That München in Italian becomes Monaco is not really strange: looking in Wikipedia we discover that
Its native name, München, is derived from the Old High German Munichen, meaning "by the monks' place". The city's name derives from the monks of the Benedictine order who founded the city; hence the monk depicted on the city's coat of arms.
I'm not sure you'll recognize the famous Italian city that Czechs call Benátky. I don't know what's your native language, but all languages I know of do such adaptations.
Every language has its own way to adapt foreign words; big towns (mostly capital cities, and there were many of them in Europe) and famous people are good candidates for such adaptations.
The results are quite strange. For instance, København becomes
- Copenaghen (Italian)
- Kopenhagen (German)
- Copenhagen (English)
- Kopenhaga (Albanian)
- Copenhague (Spanish)
- Copenhague (French)
For Italian one should remember that Latin used to be the European lingua franca and adapting words from Latin to Italian was too easy. So Brutus and Caesar become Bruto and Cesare. By the way, Caesar (as a title) became Kaiser in German and Царь in Russian.
There are stranger adaptations than München > Monaco. The Bavarian city of Regensburg is called in Italian Ratisbona. The Latin name of the town (which was founded by the Romans) was Castra Regina.
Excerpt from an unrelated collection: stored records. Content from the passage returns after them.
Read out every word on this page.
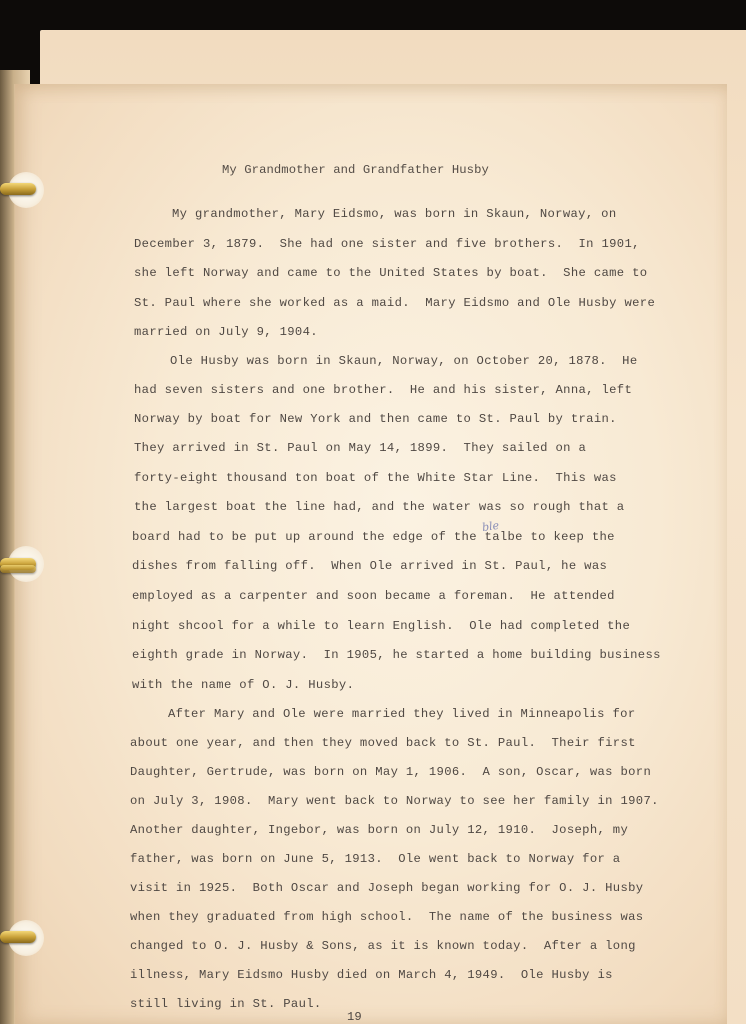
My Grandmother and Grandfather Husby
My grandmother, Mary Eidsmo, was born in Skaun, Norway, on
December 3, 1879.  She had one sister and five brothers.  In 1901,
she left Norway and came to the United States by boat.  She came to
St. Paul where she worked as a maid.  Mary Eidsmo and Ole Husby were
married on July 9, 1904.
Ole Husby was born in Skaun, Norway, on October 20, 1878.  He
had seven sisters and one brother.  He and his sister, Anna, left
Norway by boat for New York and then came to St. Paul by train.
They arrived in St. Paul on May 14, 1899.  They sailed on a
forty-eight thousand ton boat of the White Star Line.  This was
the largest boat the line had, and the water was so rough that a
board had to be put up around the edge of the talbe to keep the
dishes from falling off.  When Ole arrived in St. Paul, he was
employed as a carpenter and soon became a foreman.  He attended
night shcool for a while to learn English.  Ole had completed the
eighth grade in Norway.  In 1905, he started a home building business
with the name of O. J. Husby.
After Mary and Ole were married they lived in Minneapolis for
about one year, and then they moved back to St. Paul.  Their first
Daughter, Gertrude, was born on May 1, 1906.  A son, Oscar, was born
on July 3, 1908.  Mary went back to Norway to see her family in 1907.
Another daughter, Ingebor, was born on July 12, 1910.  Joseph, my
father, was born on June 5, 1913.  Ole went back to Norway for a
visit in 1925.  Both Oscar and Joseph began working for O. J. Husby
when they graduated from high school.  The name of the business was
changed to O. J. Husby & Sons, as it is known today.  After a long
illness, Mary Eidsmo Husby died on March 4, 1949.  Ole Husby is
still living in St. Paul.
ble
19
Its modern name means “fortress by the Regen”, the river is named after the Roman town. Why Ratisbona? Because there was a Celtic village nearby called Radasbona or something like that and the town, for some time, was called with the Celtic name and so came to be known in Europe.
The tendency to adapt the phonetics of foreign names is weaker than it was, say, forty years ago, when still the “official” name of New York was Nuova York. Traditional names are retained, of course: it would sound strange hearing Vado a Paris e poi a London.
But nobody speaks about il principe Guglielmo, to mean the present Duke of Cambridge. However, it's always il principe Carlo for his father. Maybe it depends on the easiness of adapting the name: the former and the present Kings of Belgium are Alberto and Filippo, in Italy. I don't know how the present King of the Netherlands is referred to in newspapers, but he's probably Willem-Alexander. Apart from monarchs, the tendency is to retain the original name for contemporary famous people.